Los mejores libros del año fueron estos 8 más el de Haddon, el de Kundera y el de Sánchez Dragó.
Aunque, valorando la calidad pura, y olvidando que llega a aburrir por extenso, el mejor es el de Tolstói, claro.

Desde marzo hasta ahora, no he tenido esa suerte y acierto. He empezado dos libros que se me han hecho pesados, espesos, ariscos, farragosos: Demasiada felicidad (Alice Munro, 2009) y Bajo el volcán (Malcolm Lowry, 1948), y otro que, al principio, me resultó lento y de escaso interés, y ha terminado siendo brutal: Pequeño teatro (Ana María Matute, 1943).

El de Matute fue escrito a sus 17 años, y aun así es con diferencia el mejor de los tres. Las primeras cien páginas, aproximadamente un tercio de la novela, son lentas y de escaso interés. Después mejora radicalmente. Se nota un cambio muy considerable en su fluidez. De golpe, se vuelve entretenida e interesante, y ya va aumentando gradualmente su intensidad. Al llegar a unos dos tercios de la obra, ya me tenía totalmente enganchado y me parecía muy buena. El último tercio es genial, muestra de un talento estratosférico, con personajes profundamente creíbles y un ritmo altísimo. Parece que la autora va creciendo, eclosionando como narradora, en paralelo al desarrollo de la obra.

Una canción que me ha parecido encajar, sintonizar especialmente con lo que cuenta la joven Matute, es Games (The Strokes, disco: Angles, 2011). 



El de Lowry empieza ya de mal rollo, con un largo prólogo para rebatir las críticas recibidas, alegando simbolismos, seguido de un primer capítulo ilegible e interminable, donde al final de cada página no se sabe qué ha sucedido en ella. Espero que mejore cuando consiga rebasar ese primer capítulo.

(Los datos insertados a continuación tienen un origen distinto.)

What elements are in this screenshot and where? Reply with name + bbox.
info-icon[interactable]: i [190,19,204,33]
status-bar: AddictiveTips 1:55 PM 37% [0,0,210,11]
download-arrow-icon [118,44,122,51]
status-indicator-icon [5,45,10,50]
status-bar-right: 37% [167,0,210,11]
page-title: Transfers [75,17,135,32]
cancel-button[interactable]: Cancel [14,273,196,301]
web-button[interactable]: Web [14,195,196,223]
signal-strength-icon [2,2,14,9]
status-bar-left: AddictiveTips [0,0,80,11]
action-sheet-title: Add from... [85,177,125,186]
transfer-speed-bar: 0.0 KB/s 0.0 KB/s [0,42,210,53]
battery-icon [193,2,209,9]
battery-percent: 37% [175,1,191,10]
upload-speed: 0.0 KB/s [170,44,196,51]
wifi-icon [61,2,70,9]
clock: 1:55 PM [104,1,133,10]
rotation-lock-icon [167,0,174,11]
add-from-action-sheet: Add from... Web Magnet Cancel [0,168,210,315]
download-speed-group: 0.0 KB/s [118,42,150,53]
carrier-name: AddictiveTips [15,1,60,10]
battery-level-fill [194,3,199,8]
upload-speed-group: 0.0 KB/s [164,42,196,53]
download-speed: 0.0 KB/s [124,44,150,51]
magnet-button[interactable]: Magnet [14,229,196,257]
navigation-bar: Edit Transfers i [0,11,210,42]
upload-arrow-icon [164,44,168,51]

El de Munro es de cuentos. Se enrolla demasiado, alargando excesivamente las historias. Es muy descriptiva, algo que no criticaría si la acción se saliese un poco más de lo rutinario y normal. Cada cuento alterna momentos entretenidos con momentos soporíferos, como si mi abuela se empeñase en contarme el árbol genealógico de los vecinos. Se la suele comparar con Chéjov, así que he vuelto a coger el libro de cuentos del ruso, y creo que exageran bastante quienes les comparan. Chéjov es más fluido que Munro. Si la novela de Matute pecaba de precocidad, el libro de Munro parece pecar de senilidad, la misma sensación que me produjo el Viaje al oriente de Hesse (1933).

También, por insistencia de un gran amigo, leí parte de El Secreto (Rhonda Byrne), uno de esos camelos espiritualoides repetitivos, con tapas antimisiles y aspecto opulento (para disimular la ausencia de contenido).

La prioridad por leer novelas me ha hecho llevar poco a poco el genial Sobre el olvidado siglo XX, del historiador político Tony Judt, año 2006. En cuanto empiezo algún capítulo, es imposible dejarlo hasta que concluye. Judt es el autor del imprescindible Algo va mal (2009).

Asimismo, poco a poco, voy leyendo Tierra de saqueo (Sergi Castillo, 2013), la interesantísima obra periodística que desgrana toda la historia conocida de la trama Gürtel.

Mis próximas lecturas van a ser Pedro Páramo (Juan Rulfo, 1955) y Tierra desacostumbrada (Jumpha Lahiri, 2008).